Nota-se, em ambos os países de histórias e contextos tão diferenciados, certa falta de
esperança em relação ao futuro ao constatar a ausência de uma opção política viável à
promoção de uma educação sustentada em princípios mais humanista. Diante das
semelhanças em relação à orientação de caráter neoliberal nos documentos brasileiro e
italiano, não é impossível pensar em coincidências superfíciais, sendo necessário uma
reflexão mais profunda sobre quais serão as consequências desses movimentos que levam a
uma cada vez maior concentração da renda, à alienação da população e à desestruturação da
formação dos cidadãos, e que, consequentemente, acabará por colocar em risco a própria
democracia.

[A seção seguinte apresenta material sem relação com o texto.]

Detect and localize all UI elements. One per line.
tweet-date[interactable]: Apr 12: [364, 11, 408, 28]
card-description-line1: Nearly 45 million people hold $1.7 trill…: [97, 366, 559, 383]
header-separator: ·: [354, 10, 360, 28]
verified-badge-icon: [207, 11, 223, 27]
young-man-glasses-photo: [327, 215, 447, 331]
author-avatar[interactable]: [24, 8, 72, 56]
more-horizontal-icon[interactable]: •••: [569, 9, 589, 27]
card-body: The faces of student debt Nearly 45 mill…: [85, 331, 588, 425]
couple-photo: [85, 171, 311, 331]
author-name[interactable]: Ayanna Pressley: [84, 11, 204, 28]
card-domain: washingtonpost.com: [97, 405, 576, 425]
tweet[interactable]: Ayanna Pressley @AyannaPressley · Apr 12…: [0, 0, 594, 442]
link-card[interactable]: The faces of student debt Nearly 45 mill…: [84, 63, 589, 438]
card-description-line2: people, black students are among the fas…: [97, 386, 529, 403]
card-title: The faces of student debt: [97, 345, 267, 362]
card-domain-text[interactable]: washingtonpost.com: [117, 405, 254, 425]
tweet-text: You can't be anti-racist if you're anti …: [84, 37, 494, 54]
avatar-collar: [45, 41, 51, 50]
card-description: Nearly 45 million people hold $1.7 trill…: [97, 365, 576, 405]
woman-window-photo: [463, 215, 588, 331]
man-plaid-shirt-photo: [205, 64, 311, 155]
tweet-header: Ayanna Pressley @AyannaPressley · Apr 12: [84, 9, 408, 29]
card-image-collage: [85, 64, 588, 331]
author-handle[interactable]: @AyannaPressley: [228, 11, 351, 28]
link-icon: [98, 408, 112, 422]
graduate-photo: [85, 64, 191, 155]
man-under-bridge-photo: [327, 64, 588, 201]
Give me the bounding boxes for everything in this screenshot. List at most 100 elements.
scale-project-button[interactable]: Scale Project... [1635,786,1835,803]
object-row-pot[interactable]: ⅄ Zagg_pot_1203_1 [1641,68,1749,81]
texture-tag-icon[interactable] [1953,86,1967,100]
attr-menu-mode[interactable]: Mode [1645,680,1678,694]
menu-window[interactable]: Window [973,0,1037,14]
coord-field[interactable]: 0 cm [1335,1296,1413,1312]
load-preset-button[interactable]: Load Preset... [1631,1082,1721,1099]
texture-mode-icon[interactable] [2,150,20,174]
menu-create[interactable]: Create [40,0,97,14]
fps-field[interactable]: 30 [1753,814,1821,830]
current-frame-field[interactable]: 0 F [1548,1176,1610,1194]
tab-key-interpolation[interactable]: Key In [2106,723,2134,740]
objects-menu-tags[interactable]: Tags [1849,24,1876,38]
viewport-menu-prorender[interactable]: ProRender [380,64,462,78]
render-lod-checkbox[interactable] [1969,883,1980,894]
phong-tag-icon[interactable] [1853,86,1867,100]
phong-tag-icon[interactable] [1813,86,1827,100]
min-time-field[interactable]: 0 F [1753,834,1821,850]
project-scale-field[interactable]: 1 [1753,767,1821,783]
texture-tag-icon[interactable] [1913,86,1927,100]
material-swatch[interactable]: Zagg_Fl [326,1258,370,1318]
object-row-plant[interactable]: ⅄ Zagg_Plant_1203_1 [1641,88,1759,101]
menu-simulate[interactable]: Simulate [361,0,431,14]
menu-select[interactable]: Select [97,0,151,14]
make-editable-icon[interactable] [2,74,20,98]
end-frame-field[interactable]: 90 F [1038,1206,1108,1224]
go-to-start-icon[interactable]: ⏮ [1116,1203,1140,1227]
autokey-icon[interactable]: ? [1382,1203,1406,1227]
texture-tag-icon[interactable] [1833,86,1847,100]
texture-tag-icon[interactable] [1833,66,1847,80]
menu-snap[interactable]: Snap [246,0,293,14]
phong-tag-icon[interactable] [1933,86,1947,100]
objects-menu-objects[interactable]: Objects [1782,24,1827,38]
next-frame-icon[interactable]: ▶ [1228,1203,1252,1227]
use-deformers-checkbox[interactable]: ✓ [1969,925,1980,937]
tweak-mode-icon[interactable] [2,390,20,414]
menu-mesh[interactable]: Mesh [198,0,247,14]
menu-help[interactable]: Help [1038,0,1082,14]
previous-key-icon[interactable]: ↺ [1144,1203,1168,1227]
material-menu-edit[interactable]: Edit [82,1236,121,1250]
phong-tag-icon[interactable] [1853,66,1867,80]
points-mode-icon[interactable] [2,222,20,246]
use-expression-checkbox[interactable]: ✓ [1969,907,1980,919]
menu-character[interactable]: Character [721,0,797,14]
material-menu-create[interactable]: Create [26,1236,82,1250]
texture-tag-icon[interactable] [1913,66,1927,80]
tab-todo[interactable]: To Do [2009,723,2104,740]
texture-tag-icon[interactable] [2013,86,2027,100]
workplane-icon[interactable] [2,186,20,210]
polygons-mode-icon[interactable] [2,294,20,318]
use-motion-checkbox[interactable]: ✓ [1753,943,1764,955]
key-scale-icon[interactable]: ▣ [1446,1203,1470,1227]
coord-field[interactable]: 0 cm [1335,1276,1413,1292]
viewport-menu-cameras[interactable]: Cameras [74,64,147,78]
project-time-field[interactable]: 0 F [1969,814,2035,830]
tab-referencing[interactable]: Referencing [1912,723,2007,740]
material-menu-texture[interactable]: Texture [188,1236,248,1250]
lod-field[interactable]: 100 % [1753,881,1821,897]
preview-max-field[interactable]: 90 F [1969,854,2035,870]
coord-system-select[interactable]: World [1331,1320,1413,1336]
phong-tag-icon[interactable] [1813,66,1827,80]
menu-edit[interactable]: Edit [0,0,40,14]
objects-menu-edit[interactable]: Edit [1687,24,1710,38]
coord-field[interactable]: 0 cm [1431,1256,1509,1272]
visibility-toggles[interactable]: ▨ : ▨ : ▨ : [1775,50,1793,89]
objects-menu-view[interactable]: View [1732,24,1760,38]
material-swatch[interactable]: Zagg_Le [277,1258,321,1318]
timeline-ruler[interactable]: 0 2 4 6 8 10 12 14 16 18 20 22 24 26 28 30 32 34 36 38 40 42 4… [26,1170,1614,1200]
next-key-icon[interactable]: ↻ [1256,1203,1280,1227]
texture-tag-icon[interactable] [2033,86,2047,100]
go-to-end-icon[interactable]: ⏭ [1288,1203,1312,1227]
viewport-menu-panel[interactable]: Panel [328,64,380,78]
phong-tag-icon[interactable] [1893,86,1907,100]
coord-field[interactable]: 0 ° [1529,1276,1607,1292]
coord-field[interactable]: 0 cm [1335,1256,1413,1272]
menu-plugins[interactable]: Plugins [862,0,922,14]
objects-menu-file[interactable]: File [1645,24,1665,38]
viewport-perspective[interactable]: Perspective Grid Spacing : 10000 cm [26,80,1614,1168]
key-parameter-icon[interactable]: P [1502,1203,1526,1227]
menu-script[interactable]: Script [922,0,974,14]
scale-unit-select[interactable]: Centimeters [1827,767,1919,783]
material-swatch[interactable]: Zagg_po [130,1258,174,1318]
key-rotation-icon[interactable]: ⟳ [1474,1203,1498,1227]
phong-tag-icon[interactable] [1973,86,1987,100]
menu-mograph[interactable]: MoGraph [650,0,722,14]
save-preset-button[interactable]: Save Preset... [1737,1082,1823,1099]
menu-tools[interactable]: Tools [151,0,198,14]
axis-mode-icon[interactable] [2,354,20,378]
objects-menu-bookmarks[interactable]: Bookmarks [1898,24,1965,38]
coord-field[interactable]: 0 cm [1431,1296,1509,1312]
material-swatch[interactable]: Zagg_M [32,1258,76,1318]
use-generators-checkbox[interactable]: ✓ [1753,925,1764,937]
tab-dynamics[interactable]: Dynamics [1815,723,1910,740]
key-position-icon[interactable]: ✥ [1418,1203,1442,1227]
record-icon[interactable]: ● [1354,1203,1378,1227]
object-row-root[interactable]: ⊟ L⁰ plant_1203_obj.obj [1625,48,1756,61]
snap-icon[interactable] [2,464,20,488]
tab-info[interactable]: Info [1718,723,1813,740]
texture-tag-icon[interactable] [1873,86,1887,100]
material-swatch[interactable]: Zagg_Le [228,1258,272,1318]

Enfim, a República Romana não sobreviveu ao Império, nem esse aos bárbaros.
Considerações Finais
Que este texto contribua para a intensificação de debates tão urgentes em nosso
contexto e que os profissionais da educação possam nele retirar elementos para repensar sua
prática e compreender os caminhos trilhados pelas atuais políticas de educação, como forma
de resistência e luta em busca de uma avaliação inclusiva e uma política emancipatória que
promova uma sociedade mais justa e que consiga formar com qualidade seus cidadãos.